Islandia ha vuelto a decir en referéndum que pague Rita los platos rotos de sus banqueros, y su obstinación ha colmado la paciencia del Reino Unido y Holanda, que adelantaron compensaciones por 4.000 millones de euros a sus nacionales afectados por la bancarrota y ahora no ven la forma de cobrarse la factura. Los irreductibles islandeses no dejan de transmitirnos enseñanzas: dejaron quebrar a sus bancos, probablemente porque no había en el mundo salmones suficientes para cubrir la pella, metieron en la cárcel a los banqueros, derribaron al Gobierno y modificaron la Constitución para constituir un órgano ciudadano de control al poder ejecutivo.
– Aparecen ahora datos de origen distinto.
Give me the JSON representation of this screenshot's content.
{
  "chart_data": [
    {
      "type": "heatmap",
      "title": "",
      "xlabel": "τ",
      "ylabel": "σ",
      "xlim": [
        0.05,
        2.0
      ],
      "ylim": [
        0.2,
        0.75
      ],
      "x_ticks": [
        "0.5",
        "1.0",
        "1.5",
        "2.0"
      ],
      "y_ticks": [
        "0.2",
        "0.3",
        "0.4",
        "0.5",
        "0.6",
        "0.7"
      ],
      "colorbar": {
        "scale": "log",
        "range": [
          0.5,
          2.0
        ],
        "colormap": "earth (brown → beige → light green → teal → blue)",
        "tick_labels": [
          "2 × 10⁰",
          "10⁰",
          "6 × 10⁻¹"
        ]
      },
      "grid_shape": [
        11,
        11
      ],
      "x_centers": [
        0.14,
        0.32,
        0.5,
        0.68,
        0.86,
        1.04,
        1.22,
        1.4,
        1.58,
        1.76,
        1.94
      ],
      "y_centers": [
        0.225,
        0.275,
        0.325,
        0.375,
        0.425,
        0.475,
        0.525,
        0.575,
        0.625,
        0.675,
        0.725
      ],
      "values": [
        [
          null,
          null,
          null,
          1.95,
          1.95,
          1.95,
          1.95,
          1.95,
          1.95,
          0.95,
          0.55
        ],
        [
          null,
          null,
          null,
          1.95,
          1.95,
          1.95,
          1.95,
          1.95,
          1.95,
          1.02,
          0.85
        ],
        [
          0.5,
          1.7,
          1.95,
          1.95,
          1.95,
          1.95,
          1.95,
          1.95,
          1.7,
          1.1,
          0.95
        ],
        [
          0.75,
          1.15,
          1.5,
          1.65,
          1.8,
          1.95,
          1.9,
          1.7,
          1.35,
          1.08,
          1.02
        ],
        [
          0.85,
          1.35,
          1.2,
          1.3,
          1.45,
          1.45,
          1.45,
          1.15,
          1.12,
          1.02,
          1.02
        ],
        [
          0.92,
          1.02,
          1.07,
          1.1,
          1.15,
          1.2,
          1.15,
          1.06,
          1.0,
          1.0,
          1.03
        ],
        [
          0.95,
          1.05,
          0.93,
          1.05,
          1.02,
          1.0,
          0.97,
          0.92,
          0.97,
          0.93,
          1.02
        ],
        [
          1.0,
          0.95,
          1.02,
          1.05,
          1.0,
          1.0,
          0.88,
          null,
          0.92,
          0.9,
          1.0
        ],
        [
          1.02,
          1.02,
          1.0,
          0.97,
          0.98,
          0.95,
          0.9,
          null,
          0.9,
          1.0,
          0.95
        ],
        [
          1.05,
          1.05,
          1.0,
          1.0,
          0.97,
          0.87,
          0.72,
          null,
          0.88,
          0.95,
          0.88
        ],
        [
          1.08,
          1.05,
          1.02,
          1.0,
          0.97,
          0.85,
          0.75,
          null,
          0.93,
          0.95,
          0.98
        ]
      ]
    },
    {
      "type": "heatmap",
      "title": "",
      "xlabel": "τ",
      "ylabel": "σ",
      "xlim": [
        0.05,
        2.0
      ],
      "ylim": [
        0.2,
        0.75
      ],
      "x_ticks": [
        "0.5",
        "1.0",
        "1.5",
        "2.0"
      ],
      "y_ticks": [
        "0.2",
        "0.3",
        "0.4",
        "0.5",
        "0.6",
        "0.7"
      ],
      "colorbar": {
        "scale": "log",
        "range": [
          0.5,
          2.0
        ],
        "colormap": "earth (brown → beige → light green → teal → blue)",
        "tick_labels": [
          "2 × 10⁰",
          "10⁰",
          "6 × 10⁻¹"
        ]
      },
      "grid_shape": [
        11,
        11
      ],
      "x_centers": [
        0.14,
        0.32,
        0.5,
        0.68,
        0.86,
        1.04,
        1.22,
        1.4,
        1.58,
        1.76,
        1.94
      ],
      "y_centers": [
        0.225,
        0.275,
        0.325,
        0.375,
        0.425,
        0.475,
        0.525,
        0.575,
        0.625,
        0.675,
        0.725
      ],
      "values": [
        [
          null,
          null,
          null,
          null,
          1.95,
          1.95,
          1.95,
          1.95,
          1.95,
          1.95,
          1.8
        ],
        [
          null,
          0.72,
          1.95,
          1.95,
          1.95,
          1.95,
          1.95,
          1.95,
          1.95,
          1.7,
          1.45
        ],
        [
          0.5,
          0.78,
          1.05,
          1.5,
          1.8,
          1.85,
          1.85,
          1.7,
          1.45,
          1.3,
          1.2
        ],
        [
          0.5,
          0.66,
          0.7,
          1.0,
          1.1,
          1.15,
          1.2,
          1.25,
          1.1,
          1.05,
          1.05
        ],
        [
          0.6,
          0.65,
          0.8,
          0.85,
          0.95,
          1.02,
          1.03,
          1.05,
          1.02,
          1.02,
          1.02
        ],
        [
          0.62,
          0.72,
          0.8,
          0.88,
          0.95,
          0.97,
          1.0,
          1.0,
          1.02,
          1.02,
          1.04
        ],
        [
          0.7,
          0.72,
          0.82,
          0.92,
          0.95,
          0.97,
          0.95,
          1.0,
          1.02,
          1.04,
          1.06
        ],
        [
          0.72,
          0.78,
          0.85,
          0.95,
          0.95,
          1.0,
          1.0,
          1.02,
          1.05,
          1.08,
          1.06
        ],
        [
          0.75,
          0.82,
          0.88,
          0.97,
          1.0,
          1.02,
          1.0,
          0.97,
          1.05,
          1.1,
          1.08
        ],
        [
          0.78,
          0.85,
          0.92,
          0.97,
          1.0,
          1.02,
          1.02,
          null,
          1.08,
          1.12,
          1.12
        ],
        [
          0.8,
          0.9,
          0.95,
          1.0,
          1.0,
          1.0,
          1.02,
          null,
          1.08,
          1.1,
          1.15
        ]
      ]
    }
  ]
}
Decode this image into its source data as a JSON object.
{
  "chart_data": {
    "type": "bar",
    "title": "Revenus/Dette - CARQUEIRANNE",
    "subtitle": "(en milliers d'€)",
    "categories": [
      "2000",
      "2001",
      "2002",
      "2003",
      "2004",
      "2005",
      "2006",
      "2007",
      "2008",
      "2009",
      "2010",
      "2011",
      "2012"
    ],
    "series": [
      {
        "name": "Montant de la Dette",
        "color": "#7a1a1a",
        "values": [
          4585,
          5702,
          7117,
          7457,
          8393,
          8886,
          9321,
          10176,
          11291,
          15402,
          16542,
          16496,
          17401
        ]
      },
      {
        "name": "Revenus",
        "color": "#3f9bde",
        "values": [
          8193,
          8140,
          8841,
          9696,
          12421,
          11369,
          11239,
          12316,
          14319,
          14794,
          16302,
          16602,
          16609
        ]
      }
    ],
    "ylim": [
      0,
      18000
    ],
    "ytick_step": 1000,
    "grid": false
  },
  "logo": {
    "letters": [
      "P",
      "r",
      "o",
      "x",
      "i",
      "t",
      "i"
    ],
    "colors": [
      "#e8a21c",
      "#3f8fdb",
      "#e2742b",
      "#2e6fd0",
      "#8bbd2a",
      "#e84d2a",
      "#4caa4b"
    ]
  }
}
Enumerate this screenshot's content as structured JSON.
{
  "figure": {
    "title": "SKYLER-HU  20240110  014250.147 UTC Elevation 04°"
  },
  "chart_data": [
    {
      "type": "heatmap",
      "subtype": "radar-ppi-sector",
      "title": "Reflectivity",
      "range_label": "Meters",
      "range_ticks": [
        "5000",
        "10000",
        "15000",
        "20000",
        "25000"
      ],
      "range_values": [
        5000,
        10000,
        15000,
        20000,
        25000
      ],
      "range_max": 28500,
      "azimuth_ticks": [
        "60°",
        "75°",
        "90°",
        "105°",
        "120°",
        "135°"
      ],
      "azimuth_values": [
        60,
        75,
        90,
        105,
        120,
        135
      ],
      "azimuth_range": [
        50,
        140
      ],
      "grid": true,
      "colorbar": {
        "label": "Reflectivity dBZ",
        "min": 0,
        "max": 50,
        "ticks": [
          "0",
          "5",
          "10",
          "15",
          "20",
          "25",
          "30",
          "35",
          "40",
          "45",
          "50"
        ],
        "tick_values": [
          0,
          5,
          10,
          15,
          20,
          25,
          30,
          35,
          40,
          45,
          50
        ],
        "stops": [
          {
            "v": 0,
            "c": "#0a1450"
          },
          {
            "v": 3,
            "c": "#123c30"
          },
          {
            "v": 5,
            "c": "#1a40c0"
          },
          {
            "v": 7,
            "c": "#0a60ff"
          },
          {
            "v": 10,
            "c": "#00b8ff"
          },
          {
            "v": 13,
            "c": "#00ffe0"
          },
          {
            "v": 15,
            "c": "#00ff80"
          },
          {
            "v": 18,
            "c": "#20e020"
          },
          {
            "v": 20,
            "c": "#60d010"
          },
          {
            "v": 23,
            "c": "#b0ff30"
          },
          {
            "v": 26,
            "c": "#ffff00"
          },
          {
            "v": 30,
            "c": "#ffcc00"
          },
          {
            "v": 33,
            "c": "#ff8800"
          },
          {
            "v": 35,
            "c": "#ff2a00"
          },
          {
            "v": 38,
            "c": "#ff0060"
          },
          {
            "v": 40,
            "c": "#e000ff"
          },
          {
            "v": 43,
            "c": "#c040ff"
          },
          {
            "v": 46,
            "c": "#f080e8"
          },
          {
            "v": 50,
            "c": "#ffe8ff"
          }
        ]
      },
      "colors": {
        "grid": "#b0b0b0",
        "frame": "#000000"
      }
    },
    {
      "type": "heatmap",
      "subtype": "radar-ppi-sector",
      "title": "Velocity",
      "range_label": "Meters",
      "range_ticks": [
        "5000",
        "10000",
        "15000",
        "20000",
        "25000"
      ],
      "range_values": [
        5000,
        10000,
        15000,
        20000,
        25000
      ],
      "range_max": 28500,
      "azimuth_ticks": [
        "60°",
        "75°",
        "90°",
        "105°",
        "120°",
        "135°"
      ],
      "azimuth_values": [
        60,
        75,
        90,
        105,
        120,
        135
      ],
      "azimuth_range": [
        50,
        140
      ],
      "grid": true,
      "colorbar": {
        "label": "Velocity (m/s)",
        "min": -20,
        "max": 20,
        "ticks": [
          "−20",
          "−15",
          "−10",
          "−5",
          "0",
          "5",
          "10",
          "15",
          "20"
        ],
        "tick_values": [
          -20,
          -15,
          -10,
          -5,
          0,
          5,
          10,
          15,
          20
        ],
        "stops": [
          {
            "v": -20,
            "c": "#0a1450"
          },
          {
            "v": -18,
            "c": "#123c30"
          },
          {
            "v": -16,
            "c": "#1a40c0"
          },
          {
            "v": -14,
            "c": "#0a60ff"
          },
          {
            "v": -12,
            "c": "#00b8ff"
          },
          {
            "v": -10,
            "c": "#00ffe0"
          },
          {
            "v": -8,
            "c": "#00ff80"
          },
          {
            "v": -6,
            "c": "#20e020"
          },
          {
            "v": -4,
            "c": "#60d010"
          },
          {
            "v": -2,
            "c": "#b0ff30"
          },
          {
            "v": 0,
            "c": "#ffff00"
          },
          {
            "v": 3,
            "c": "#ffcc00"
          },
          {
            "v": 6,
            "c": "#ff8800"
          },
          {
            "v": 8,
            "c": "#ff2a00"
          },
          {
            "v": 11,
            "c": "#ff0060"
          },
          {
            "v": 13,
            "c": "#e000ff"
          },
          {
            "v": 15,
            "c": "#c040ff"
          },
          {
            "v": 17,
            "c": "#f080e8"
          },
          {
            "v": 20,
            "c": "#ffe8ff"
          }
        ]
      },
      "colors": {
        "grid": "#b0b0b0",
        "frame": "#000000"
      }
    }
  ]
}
Lo más interesante de la revolución islandesa es el retorno a la democracia directa, lo que implica que decisiones como asumir una deuda que obligaría a cada contribuyente a apoquinar 100 euros al mes durante 37 años deban someterse al escrutinio popular. Esta vuelta a los orígenes no implica resucitar a Pericles, pero se antoja la única manera de resolver el divorcio entre la sociedad y sus representantes, que cada vez con más frecuencia entienden que ganar unas elecciones les permite hacer de su capa un sayo y de su programa un tratado de papiroflexia para principiantes.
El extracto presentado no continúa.